ベネッセコーポレーション、1995。いま手もとにあるのは図書館本(探してはみたけれど、例によって地元ブッ●オフでは無理、見つからない)。奥付の前のページによれば、初出は『海燕』1993年11月号~1994年12月号らしい。読んでいて意外と面白かったです。ちょっといい小説?(少し既視感もあったなぁ…、何か以前読んだ小説に似ているのかも)。内容的にはひと言でいえば、ゆるめの“青春(群像)小説”かな。恋愛要素もありで、自分探し(私って?)みたいな部分も大きい。すごく明るい小説というわけではないけれど、暗い感じの小説でもなくて(主人公にとって辛いことは起こっているけれど)、微妙にユーモアもある感じだったかな…。そう、意外と“剣道小説”でもあったっけか。えーと、その前に1人称小説で、最初から最後まで「わたし」の目線で書かれている小説です。小さいころの話から始まって、最後は30歳くらい(31歳?)になっているけれど、いちばんページが割かれているのは大学生のときの話。平凡な(?)1人の女の子/女性の成長物語は、でも、こんな感じなのかな? 30歳くらいの時点での、過去の男性のとの交際歴とか、――ちょっと少なめ?(人のことはぜんぜん言えないな、自分。もてないです(涙)。別に自分を抑えているわけでもないし)。

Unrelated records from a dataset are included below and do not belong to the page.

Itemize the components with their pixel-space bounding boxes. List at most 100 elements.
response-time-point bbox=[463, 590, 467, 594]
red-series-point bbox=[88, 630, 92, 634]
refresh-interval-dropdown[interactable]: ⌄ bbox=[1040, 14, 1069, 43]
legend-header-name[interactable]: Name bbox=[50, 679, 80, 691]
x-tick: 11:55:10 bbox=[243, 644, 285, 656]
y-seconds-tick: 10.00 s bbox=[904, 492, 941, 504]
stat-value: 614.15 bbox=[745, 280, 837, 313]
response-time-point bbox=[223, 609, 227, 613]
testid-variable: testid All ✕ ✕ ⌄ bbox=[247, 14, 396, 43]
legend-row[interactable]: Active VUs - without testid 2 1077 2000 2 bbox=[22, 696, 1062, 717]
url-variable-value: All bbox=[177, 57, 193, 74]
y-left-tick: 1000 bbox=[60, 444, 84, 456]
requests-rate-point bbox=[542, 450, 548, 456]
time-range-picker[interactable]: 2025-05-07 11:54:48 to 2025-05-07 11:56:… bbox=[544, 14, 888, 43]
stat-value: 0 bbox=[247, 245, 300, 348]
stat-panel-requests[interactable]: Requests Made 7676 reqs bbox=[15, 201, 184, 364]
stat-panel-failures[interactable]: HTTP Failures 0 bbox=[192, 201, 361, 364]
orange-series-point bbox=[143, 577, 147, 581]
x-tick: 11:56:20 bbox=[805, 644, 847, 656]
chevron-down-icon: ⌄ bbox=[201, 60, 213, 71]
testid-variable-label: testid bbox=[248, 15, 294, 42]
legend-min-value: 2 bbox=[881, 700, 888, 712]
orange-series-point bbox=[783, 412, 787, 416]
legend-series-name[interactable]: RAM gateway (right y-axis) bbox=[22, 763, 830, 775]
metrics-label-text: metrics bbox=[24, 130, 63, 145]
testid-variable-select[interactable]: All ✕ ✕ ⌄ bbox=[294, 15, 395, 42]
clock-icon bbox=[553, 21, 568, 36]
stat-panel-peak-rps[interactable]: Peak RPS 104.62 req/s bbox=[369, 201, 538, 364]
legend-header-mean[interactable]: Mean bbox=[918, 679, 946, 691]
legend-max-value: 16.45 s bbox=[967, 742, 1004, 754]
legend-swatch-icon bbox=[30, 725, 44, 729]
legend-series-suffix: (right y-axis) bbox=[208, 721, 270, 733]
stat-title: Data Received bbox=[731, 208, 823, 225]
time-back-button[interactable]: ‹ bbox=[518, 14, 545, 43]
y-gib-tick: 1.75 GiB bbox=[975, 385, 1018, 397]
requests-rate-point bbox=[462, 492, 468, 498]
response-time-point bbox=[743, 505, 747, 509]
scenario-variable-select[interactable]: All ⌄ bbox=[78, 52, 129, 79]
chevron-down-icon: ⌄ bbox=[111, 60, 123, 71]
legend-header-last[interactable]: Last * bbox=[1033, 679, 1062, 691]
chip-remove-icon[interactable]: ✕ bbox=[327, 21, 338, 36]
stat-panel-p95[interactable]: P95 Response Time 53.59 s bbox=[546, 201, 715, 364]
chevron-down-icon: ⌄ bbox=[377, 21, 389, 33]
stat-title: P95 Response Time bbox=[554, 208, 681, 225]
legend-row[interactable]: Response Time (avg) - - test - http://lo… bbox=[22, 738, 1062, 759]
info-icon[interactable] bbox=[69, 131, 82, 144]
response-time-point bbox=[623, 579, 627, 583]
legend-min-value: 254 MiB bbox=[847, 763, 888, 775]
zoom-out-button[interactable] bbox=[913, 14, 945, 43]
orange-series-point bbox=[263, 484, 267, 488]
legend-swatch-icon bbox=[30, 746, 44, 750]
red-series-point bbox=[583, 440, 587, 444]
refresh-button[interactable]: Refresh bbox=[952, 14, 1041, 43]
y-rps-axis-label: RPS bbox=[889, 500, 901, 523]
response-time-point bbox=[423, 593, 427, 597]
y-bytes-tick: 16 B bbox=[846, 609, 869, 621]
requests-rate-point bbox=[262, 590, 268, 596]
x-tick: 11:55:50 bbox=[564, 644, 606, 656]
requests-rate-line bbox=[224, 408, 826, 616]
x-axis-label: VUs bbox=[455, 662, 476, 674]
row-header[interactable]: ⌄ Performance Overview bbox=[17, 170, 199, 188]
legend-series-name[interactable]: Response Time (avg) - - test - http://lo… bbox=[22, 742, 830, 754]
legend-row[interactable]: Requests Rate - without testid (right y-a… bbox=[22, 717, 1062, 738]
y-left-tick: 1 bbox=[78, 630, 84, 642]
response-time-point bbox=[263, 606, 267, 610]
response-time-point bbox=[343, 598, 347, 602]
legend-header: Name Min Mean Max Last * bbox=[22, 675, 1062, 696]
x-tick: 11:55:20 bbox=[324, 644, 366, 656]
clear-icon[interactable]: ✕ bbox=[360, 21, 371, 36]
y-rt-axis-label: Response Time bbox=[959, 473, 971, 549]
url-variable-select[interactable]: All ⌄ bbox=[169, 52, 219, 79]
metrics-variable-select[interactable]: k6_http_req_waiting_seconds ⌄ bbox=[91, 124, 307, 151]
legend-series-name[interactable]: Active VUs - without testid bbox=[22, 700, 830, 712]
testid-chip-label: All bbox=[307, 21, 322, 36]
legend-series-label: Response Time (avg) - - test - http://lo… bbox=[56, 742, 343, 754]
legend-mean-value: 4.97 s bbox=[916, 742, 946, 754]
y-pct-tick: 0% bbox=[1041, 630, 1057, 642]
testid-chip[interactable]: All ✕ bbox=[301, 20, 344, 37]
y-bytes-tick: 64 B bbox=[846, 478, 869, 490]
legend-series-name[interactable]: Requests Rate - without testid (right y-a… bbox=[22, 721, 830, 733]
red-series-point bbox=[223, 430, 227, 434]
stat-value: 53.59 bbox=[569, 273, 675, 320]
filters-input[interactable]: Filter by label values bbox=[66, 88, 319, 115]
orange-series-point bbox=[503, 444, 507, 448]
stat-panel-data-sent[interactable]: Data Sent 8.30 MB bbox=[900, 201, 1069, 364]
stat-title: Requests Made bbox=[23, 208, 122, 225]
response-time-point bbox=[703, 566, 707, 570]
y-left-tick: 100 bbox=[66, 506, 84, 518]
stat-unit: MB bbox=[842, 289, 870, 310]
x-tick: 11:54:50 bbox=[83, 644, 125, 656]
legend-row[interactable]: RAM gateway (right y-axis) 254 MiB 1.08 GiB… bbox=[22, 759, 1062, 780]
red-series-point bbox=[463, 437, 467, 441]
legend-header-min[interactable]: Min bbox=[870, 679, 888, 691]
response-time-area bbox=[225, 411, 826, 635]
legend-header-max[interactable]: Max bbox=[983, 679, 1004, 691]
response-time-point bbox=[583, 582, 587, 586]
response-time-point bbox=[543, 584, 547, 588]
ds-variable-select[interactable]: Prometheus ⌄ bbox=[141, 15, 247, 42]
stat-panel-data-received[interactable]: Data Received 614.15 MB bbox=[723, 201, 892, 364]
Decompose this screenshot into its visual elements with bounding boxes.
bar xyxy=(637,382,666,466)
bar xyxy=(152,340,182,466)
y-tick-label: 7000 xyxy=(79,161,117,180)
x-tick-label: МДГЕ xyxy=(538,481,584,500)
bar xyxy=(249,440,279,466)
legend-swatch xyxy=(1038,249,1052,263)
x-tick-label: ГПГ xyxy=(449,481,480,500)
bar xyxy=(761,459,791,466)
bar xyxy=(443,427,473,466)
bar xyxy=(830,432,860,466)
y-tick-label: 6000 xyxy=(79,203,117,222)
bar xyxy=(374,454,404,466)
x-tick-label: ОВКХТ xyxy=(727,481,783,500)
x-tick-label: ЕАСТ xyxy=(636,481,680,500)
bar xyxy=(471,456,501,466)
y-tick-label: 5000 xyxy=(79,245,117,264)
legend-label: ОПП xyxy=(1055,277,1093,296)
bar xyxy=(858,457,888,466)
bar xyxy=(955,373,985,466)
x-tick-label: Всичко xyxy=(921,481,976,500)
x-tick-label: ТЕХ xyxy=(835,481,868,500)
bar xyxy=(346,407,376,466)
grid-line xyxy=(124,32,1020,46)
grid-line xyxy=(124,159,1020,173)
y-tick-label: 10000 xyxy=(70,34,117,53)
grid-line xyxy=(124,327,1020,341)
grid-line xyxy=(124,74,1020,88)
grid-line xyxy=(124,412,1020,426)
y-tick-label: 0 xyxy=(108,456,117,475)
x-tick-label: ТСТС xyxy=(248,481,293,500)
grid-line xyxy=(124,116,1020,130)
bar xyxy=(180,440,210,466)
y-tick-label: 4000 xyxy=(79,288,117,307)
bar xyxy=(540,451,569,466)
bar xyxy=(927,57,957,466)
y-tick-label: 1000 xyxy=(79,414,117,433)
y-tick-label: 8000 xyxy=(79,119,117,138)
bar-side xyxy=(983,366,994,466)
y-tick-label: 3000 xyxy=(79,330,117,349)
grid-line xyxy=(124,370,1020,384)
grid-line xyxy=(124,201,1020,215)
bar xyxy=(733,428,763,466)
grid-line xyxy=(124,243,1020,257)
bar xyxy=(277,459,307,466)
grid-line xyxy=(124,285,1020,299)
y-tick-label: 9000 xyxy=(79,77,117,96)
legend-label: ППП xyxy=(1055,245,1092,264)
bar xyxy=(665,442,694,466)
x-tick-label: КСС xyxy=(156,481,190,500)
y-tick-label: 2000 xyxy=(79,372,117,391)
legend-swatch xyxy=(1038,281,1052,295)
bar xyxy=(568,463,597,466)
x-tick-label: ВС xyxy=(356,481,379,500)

上京してR大に入学した「わたし」(=高岡万里、下の名前「まさと」は「ま」ではなく「さ」を強く読む)は、大学で声をかけられてコンパに参加。そこで(当初はまったく思い出せないのだけれど)同じ高校の同級生だったと言う藤原たまき(R大の隣の系列校・R短大に通う)と知り合う。さらに「わたし」に声をかけてきた相手・五十嵐嗣巳(つぐみ、R大生)と言葉を交わしていて、彼の高校時代の友人が「わたし」の小・中学校のときの友達というか、重要な人物というかの田辺幹男であることがわかる。田辺の家(というかマンションの一室)は息子を残して、両親が仕事の関係で引っ越していて、たまり場のようになっている(ちょっと都合がいい感じ?)。すでに出入りしていた嗣巳の案内で、「わたし」とたまきも一度そこを訪れて以降、頻繁に入り浸るようになる(学生とかならありがちな?)。田辺は親たちや親戚には浪人生を装っているけれど、すでにゲーム・クリエイターのような仕事もしていて、収入を得たりもしている。ほとんど家からは出ず(出かけるのが嫌い)、24時間ではなくて30時間のサイクルで生活をしている(ふつうの人の5日が4日に)。書名の「001」は『サイボーグ007』(私は見たことがないんだけれど)に出てくる赤ん坊のことだそうで、「わたし」は田辺に対してその言葉を当てている。「ゆりかご」は(最後の場面が関係している感じだけれど、とりあえずもっと広めに)田辺んちのこと? ――なんていうか、大学生4人4様な感じです。あ、あと「わたし」の中学・高校の剣道部の2つ上の先輩(兄貴と同級生)の君津先輩が出てくる。というか、「わたし」は(剣道じたいはやめているけれど、たまきに誘われて)剣道の大会を見に行って、そこで別の大学に通う(のちに大学院生になる)君津さんと再会して、なんだかんだで付き合い始める。あ、その前に「わたし」は嗣巳とも付き合っている。

“偽装浪人”はやっぱり(?)結局のところ、親(というか、まずはお母さんに)ばれている。でも、最終的に(ちょっとネタバレになってしまうかもしれないけれど)田辺くん、2浪(というか)の後、なんと一芸入試で大学(O大)に合格している。「一芸」はもちろん(?)ゲーム。たまたま面接官の1人が息子が、田辺が作った(大きくかかわった)ゲームをしていて先に進めなくて困っている、みたいな話で――ほんとラッキーだな(汗)。ところで、一芸入試っていまもちゃんとあるのかな? 導入された当初は、けっこう騒がれていた気がするけれど、最近あまり聞かないような…。あ、いや、私は大学受験に詳しいわけではない(むしろ疎い)から、知らないけれど。一芸入試、浪人生でも(現役受験生でなくても)何か一芸があれば、ちゃんと合格できるのかな? ちなみに、軟派なというか、ちょっと軽い感じの性格の嗣巳は、大学4年から司法試験を受け始めている。いわゆる司法浪人に。最後の場面は――ま、読んでいただくとして。31歳の4人が田辺家で再会している。